Conclusion: In conclusion, our study on predicting Johns Hopkins Hospital Levels of Mobility (JH HLM) scores using machine learning models has revealed both promising results and important limitations. We've demonstrated that advanced algorithms like Random Forest and XGBoost can potentially aid in predicting patient mobility outcomes, which could significantly impact treatment planning and resource allocation in clinical settings.
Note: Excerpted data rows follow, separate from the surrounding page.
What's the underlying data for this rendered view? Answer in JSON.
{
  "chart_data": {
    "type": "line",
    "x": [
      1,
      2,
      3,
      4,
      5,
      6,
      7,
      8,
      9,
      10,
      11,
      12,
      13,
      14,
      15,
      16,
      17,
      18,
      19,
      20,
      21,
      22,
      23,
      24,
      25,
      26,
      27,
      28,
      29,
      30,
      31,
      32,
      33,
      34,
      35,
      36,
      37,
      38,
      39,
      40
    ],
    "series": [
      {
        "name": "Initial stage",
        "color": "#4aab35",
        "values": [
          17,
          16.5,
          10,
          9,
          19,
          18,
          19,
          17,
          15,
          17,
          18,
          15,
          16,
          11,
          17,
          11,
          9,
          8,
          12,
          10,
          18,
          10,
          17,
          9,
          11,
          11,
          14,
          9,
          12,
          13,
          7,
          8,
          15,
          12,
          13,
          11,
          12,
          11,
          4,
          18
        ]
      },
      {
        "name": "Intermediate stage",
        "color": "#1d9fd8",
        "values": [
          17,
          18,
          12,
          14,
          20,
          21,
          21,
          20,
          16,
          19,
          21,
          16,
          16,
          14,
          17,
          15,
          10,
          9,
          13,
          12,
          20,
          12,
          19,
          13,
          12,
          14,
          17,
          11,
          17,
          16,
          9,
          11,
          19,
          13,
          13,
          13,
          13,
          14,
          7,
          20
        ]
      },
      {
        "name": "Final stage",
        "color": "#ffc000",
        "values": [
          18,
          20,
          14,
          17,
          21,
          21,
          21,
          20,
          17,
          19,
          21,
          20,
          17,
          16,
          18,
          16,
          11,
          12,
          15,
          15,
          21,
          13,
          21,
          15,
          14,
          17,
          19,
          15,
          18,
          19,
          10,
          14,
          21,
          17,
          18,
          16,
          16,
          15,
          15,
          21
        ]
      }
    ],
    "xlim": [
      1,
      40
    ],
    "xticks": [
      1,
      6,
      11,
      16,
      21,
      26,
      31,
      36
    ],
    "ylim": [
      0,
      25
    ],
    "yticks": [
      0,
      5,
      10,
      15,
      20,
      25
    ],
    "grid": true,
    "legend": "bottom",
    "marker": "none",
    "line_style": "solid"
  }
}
However, we must acknowledge the constraints of our current approach. The limited sample size of 134 patients and class imbalance in our target variable pose challenges to the model's generalizability. Moreover, the complexity of some models raises concerns about interpretability, a crucial factor in medical applications where transparency in decision-making is paramount. Moving forward, our research opens up several exciting avenues for future work. Expanding our dataset, addressing class imbalance, and exploring more interpretable models are key priorities. We also recognize the need for external validation to ensure our models perform consistently across diverse patient populations and healthcare settings. Ultimately, this study represents a significant step towards leveraging artificial intelligence in enhancing patient care. By continuing to refine our methods and addressing the limitations we've identified, we aim to develop robust, clinically relevant tools that can truly make a difference in patient outcomes.